Une cinquantaine de variétés n'a pas quitté l'exploitation, par principe de précaution. Lundi 21 octobre, la maraîchère a enfin reçu l'autorisation de vendre ses légumes. Mais absente des marchés pendant ces trois semaines d'interdiction, elle estime les premiers dégâts à près de 10 000 euros. Sans compter le chômage technique de ses employés.
Une réputation entachée
L'indemnisation, c'est le dossier qui concentre toutes les attentions à la préfecture. Une commission a réuni les banques et les syndicats agricoles pour négocier les pertes, accentuée par une défiance des consommateurs. "Tous les produits des Hauts-de-France sont blacklistés actuellement, regrette Thierry Bourbier, président de la FDSEA de l'Oise. C’est inadmissible parce que l’ANSES a confirmé qu’il n’y avait aucun résidu nuisible pour la santé. Donc il faut appeler le consommateur à revenir".
Quelles indemnisations ?
De son côté, Louis Le Franc, préfet de l’Oise, a reconnu qu’il était difficile d’indemniser un déficit d’image "car la désaffection de la clientèle dans l’Oise est difficile à quantifier".
Toutefois, le haut fonctionnaire a annoncé deux mesures visant à accompagner les agriculteurs.
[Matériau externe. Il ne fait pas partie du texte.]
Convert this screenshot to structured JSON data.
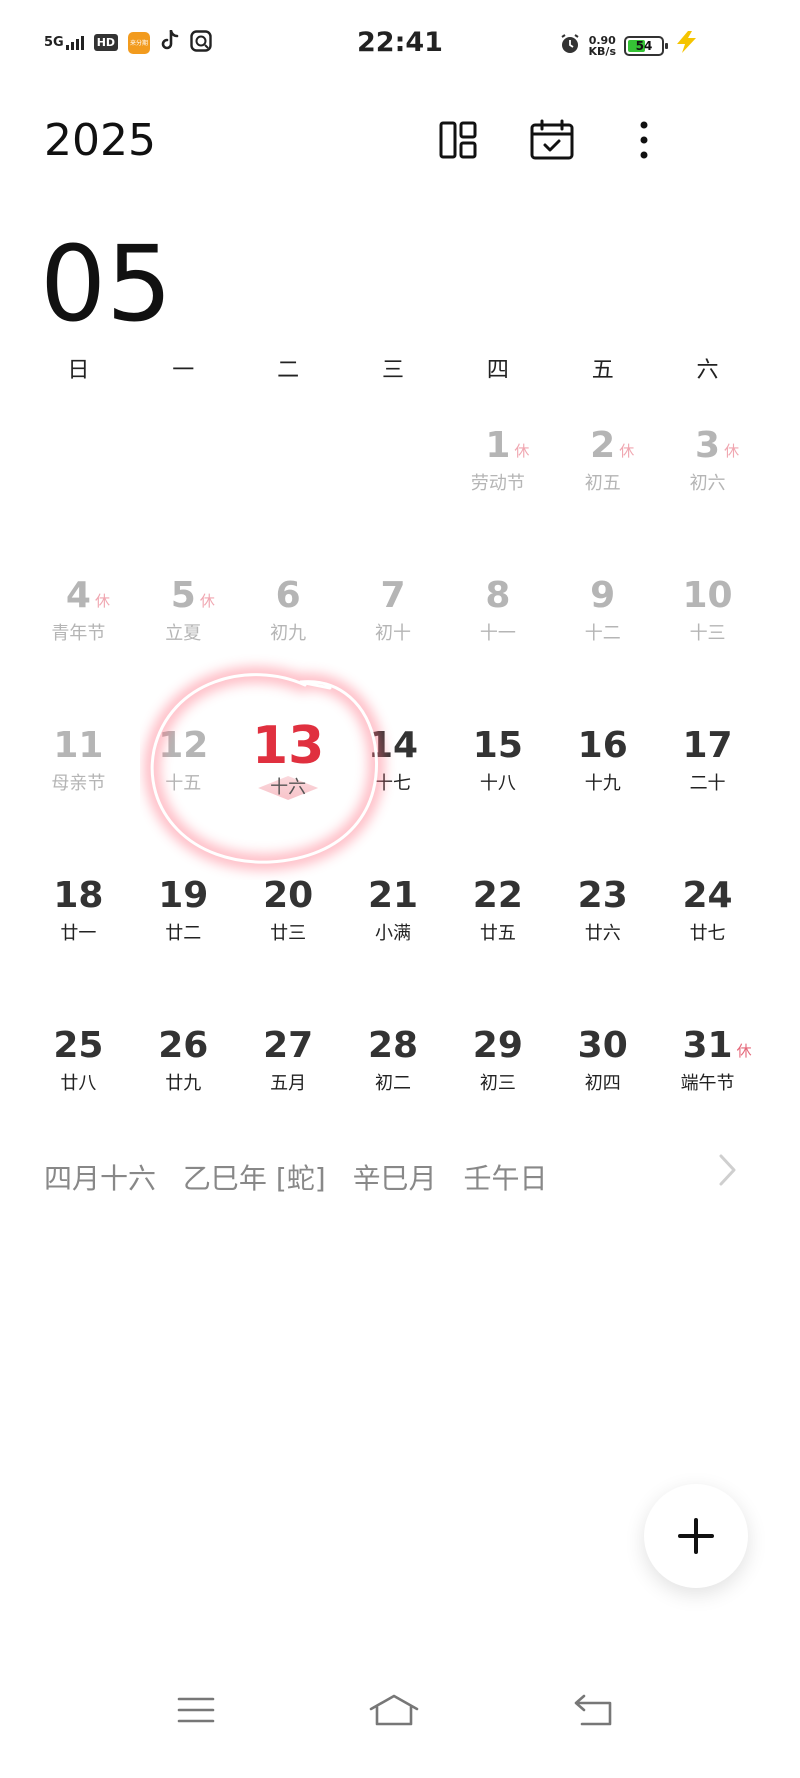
{
  "status_bar": {
    "network": "5G",
    "hd": "HD",
    "app_icon_text": "来分期",
    "time": "22:41",
    "speed_value": "0.90",
    "speed_unit": "KB/s",
    "battery_level": "54",
    "battery_fraction": 0.54,
    "icons": [
      "signal-icon",
      "hd-icon",
      "app-icon",
      "tiktok-icon",
      "browser-icon",
      "alarm-icon",
      "battery-icon",
      "charging-icon"
    ]
  },
  "header": {
    "year": "2025",
    "month": "05",
    "icons": [
      "layout-icon",
      "calendar-check-icon",
      "more-icon"
    ]
  },
  "weekdays": [
    "日",
    "一",
    "二",
    "三",
    "四",
    "五",
    "六"
  ],
  "days": [
    {
      "num": "",
      "lunar": "",
      "blank": true
    },
    {
      "num": "",
      "lunar": "",
      "blank": true
    },
    {
      "num": "",
      "lunar": "",
      "blank": true
    },
    {
      "num": "",
      "lunar": "",
      "blank": true
    },
    {
      "num": "1",
      "lunar": "劳动节",
      "rest": "休",
      "past": true
    },
    {
      "num": "2",
      "lunar": "初五",
      "rest": "休",
      "past": true
    },
    {
      "num": "3",
      "lunar": "初六",
      "rest": "休",
      "past": true
    },
    {
      "num": "4",
      "lunar": "青年节",
      "rest": "休",
      "past": true
    },
    {
      "num": "5",
      "lunar": "立夏",
      "rest": "休",
      "past": true
    },
    {
      "num": "6",
      "lunar": "初九",
      "past": true
    },
    {
      "num": "7",
      "lunar": "初十",
      "past": true
    },
    {
      "num": "8",
      "lunar": "十一",
      "past": true
    },
    {
      "num": "9",
      "lunar": "十二",
      "past": true
    },
    {
      "num": "10",
      "lunar": "十三",
      "past": true
    },
    {
      "num": "11",
      "lunar": "母亲节",
      "past": true
    },
    {
      "num": "12",
      "lunar": "十五",
      "past": true
    },
    {
      "num": "13",
      "lunar": "十六",
      "today": true
    },
    {
      "num": "14",
      "lunar": "十七"
    },
    {
      "num": "15",
      "lunar": "十八"
    },
    {
      "num": "16",
      "lunar": "十九"
    },
    {
      "num": "17",
      "lunar": "二十"
    },
    {
      "num": "18",
      "lunar": "廿一"
    },
    {
      "num": "19",
      "lunar": "廿二"
    },
    {
      "num": "20",
      "lunar": "廿三"
    },
    {
      "num": "21",
      "lunar": "小满"
    },
    {
      "num": "22",
      "lunar": "廿五"
    },
    {
      "num": "23",
      "lunar": "廿六"
    },
    {
      "num": "24",
      "lunar": "廿七"
    },
    {
      "num": "25",
      "lunar": "廿八"
    },
    {
      "num": "26",
      "lunar": "廿九"
    },
    {
      "num": "27",
      "lunar": "五月"
    },
    {
      "num": "28",
      "lunar": "初二"
    },
    {
      "num": "29",
      "lunar": "初三"
    },
    {
      "num": "30",
      "lunar": "初四"
    },
    {
      "num": "31",
      "lunar": "端午节",
      "rest": "休"
    }
  ],
  "lunar_info": {
    "lunar_date": "四月十六",
    "year_gz": "乙巳年 [蛇]",
    "month_gz": "辛巳月",
    "day_gz": "壬午日"
  },
  "colors": {
    "today": "#e0303f",
    "rest": "#e5687a",
    "past": "#b5b5b5",
    "battery": "#35c435",
    "charging": "#f5c400"
  },
  "fab_icon": "plus-icon",
  "nav_icons": [
    "menu-icon",
    "home-icon",
    "back-icon"
  ]
}
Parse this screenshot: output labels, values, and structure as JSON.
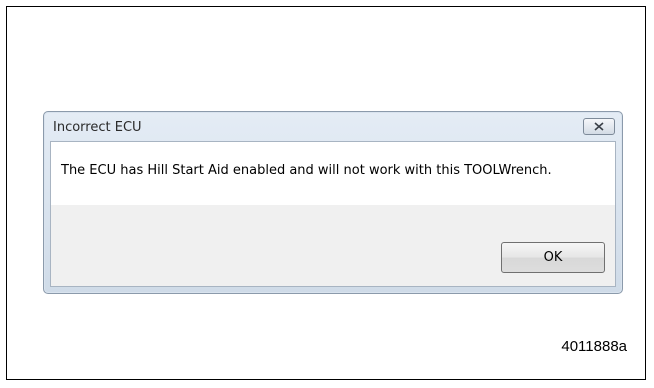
{
  "dialog": {
    "title": "Incorrect ECU",
    "message": "The ECU has Hill Start Aid enabled and will not work with this TOOLWrench.",
    "ok_label": "OK",
    "close_icon": "close-icon"
  },
  "figure_id": "4011888a"
}
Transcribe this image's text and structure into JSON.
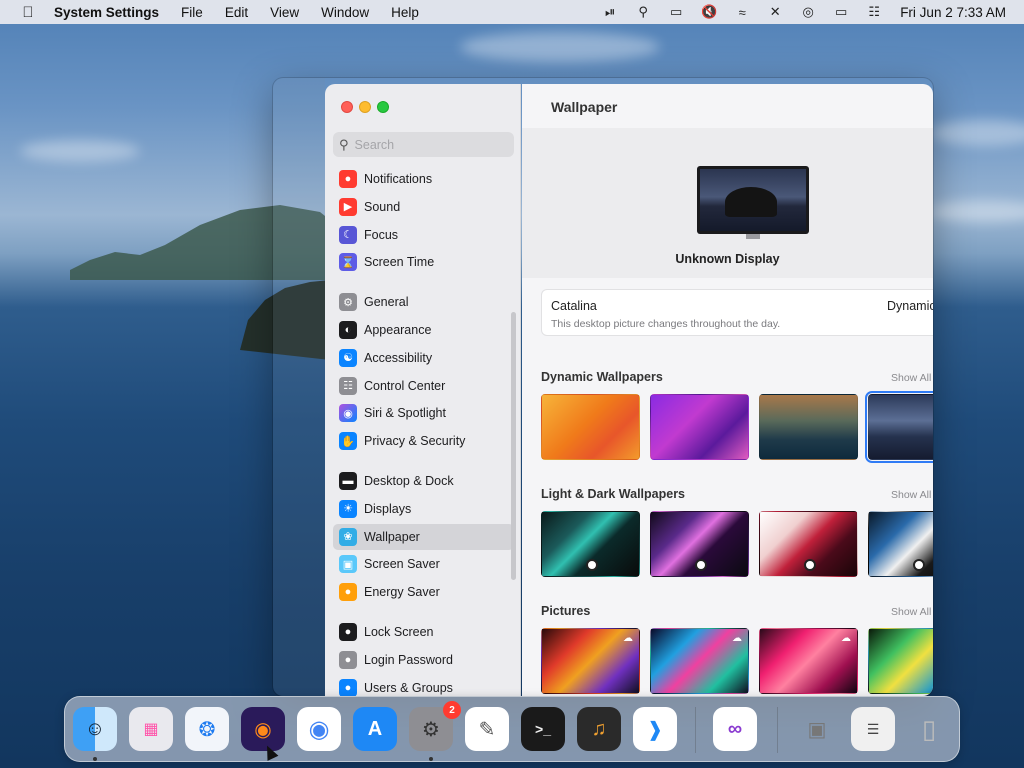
{
  "menubar": {
    "app_name": "System Settings",
    "menus": [
      "File",
      "Edit",
      "View",
      "Window",
      "Help"
    ],
    "clock": "Fri Jun 2  7:33 AM",
    "status_icons": [
      "play-circle-icon",
      "search-icon",
      "screen-mirror-icon",
      "mute-icon",
      "wifi-icon",
      "bluetooth-off-icon",
      "airdrop-icon",
      "display-icon",
      "control-center-icon"
    ]
  },
  "search": {
    "placeholder": "Search"
  },
  "sidebar": {
    "items": [
      {
        "label": "Notifications",
        "color": "#ff3b30",
        "icon": "bell-icon"
      },
      {
        "label": "Sound",
        "color": "#ff3b30",
        "icon": "speaker-icon"
      },
      {
        "label": "Focus",
        "color": "#5856d6",
        "icon": "moon-icon"
      },
      {
        "label": "Screen Time",
        "color": "#5e5ce6",
        "icon": "hourglass-icon"
      },
      {
        "label": "General",
        "color": "#8e8e93",
        "icon": "gear-icon"
      },
      {
        "label": "Appearance",
        "color": "#1c1c1e",
        "icon": "appearance-icon"
      },
      {
        "label": "Accessibility",
        "color": "#0a84ff",
        "icon": "accessibility-icon"
      },
      {
        "label": "Control Center",
        "color": "#8e8e93",
        "icon": "control-center-icon"
      },
      {
        "label": "Siri & Spotlight",
        "color": "#af52de",
        "icon": "siri-icon"
      },
      {
        "label": "Privacy & Security",
        "color": "#0a84ff",
        "icon": "hand-icon"
      },
      {
        "label": "Desktop & Dock",
        "color": "#1c1c1e",
        "icon": "dock-icon"
      },
      {
        "label": "Displays",
        "color": "#0a84ff",
        "icon": "sun-icon"
      },
      {
        "label": "Wallpaper",
        "color": "#32ade6",
        "icon": "flower-icon"
      },
      {
        "label": "Screen Saver",
        "color": "#5ac8fa",
        "icon": "screen-saver-icon"
      },
      {
        "label": "Energy Saver",
        "color": "#ff9f0a",
        "icon": "battery-icon"
      },
      {
        "label": "Lock Screen",
        "color": "#1c1c1e",
        "icon": "lock-icon"
      },
      {
        "label": "Login Password",
        "color": "#8e8e93",
        "icon": "lock-icon"
      },
      {
        "label": "Users & Groups",
        "color": "#0a84ff",
        "icon": "users-icon"
      }
    ],
    "active": "Wallpaper"
  },
  "content": {
    "title": "Wallpaper",
    "display_name": "Unknown Display",
    "current": {
      "name": "Catalina",
      "description": "This desktop picture changes throughout the day.",
      "mode": "Dynamic"
    },
    "sections": [
      {
        "title": "Dynamic Wallpapers",
        "show_all": "Show All"
      },
      {
        "title": "Light & Dark Wallpapers",
        "show_all": "Show All"
      },
      {
        "title": "Pictures",
        "show_all": "Show All"
      }
    ]
  },
  "dock": {
    "apps": [
      "Finder",
      "Launchpad",
      "Safari",
      "Firefox",
      "Chrome",
      "App Store",
      "System Settings",
      "TextEdit",
      "Terminal",
      "GarageBand",
      "Visual Studio Code",
      "Visual Studio",
      "Preview",
      "Activity",
      "Trash"
    ],
    "settings_badge": "2"
  }
}
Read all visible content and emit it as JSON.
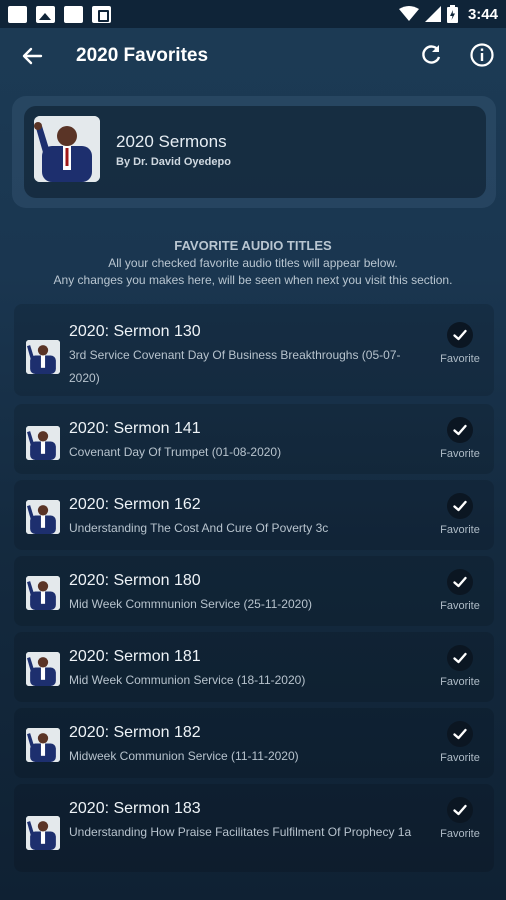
{
  "status_bar": {
    "time": "3:44",
    "icons": [
      "notification-icon",
      "image-icon",
      "notification-icon",
      "sd-card-icon",
      "wifi-icon",
      "signal-icon",
      "battery-icon"
    ]
  },
  "app_bar": {
    "title": "2020 Favorites",
    "back_icon": "arrow-back-icon",
    "refresh_icon": "refresh-icon",
    "info_icon": "info-icon"
  },
  "album": {
    "title": "2020 Sermons",
    "subtitle": "By Dr. David Oyedepo"
  },
  "section": {
    "heading": "FAVORITE AUDIO TITLES",
    "note1": "All your checked favorite audio titles will appear below.",
    "note2": "Any changes you makes here, will be seen when next you visit this section."
  },
  "items": [
    {
      "title": "2020: Sermon 130",
      "desc": "3rd Service Covenant Day Of Business Breakthroughs (05-07-2020)",
      "fav_label": "Favorite"
    },
    {
      "title": "2020: Sermon 141",
      "desc": "Covenant Day Of Trumpet (01-08-2020)",
      "fav_label": "Favorite"
    },
    {
      "title": "2020: Sermon 162",
      "desc": "Understanding The Cost And Cure Of Poverty 3c",
      "fav_label": "Favorite"
    },
    {
      "title": "2020: Sermon 180",
      "desc": "Mid Week Commnunion Service (25-11-2020)",
      "fav_label": "Favorite"
    },
    {
      "title": "2020: Sermon 181",
      "desc": "Mid Week Communion Service (18-11-2020)",
      "fav_label": "Favorite"
    },
    {
      "title": "2020: Sermon 182",
      "desc": "Midweek Communion Service (11-11-2020)",
      "fav_label": "Favorite"
    },
    {
      "title": "2020: Sermon 183",
      "desc": "Understanding How Praise Facilitates Fulfilment Of Prophecy 1a",
      "fav_label": "Favorite"
    }
  ],
  "colors": {
    "background_top": "#1c3b55",
    "background_bottom": "#0f2133",
    "check_circle": "#0b1622",
    "text_primary": "#eef3f7",
    "text_secondary": "#b7c3cd"
  }
}
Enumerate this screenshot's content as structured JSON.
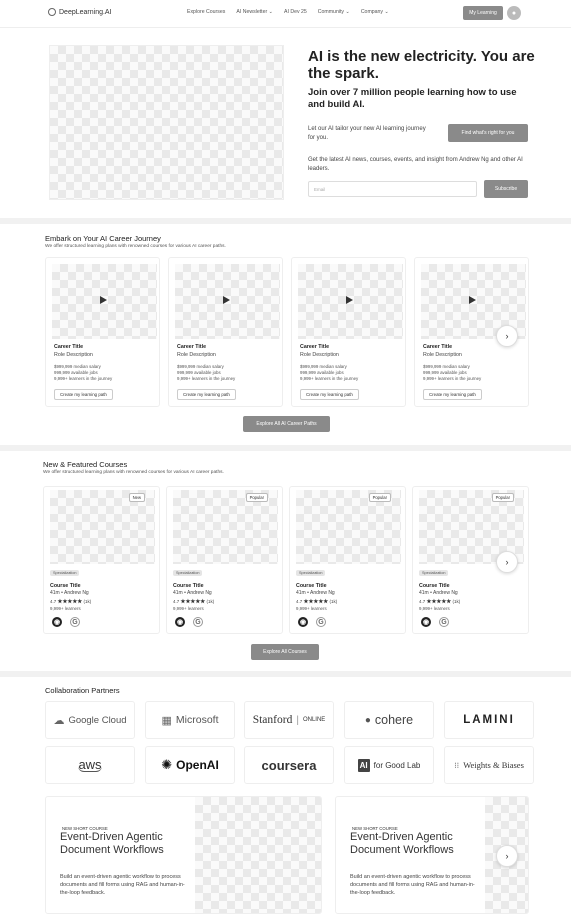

D’abord, un dispositif d’avance de trésorerie sera mis en place avec les organismes bancaires pour aider les agriculteurs à boucler leur fin de mois.
Seconde mesure : l’Etat va mettre en place un formulaire permettant de quantifier les pertes de chiffre d’affaire. Selon le préfet, ce dispositif d’indemnisation sera mis en œuvre à partir d’un protocole finalisé prochainement. "Il permettra aux agriculteurs d’être indemnisés par Lubrizol selon le principe pollueur/payeur. C’est donc à cette société d’indemniser les agriculteurs victimes de retombées de suie".
Le formulaire d'indemnisation sera disponible dans les prochains jours.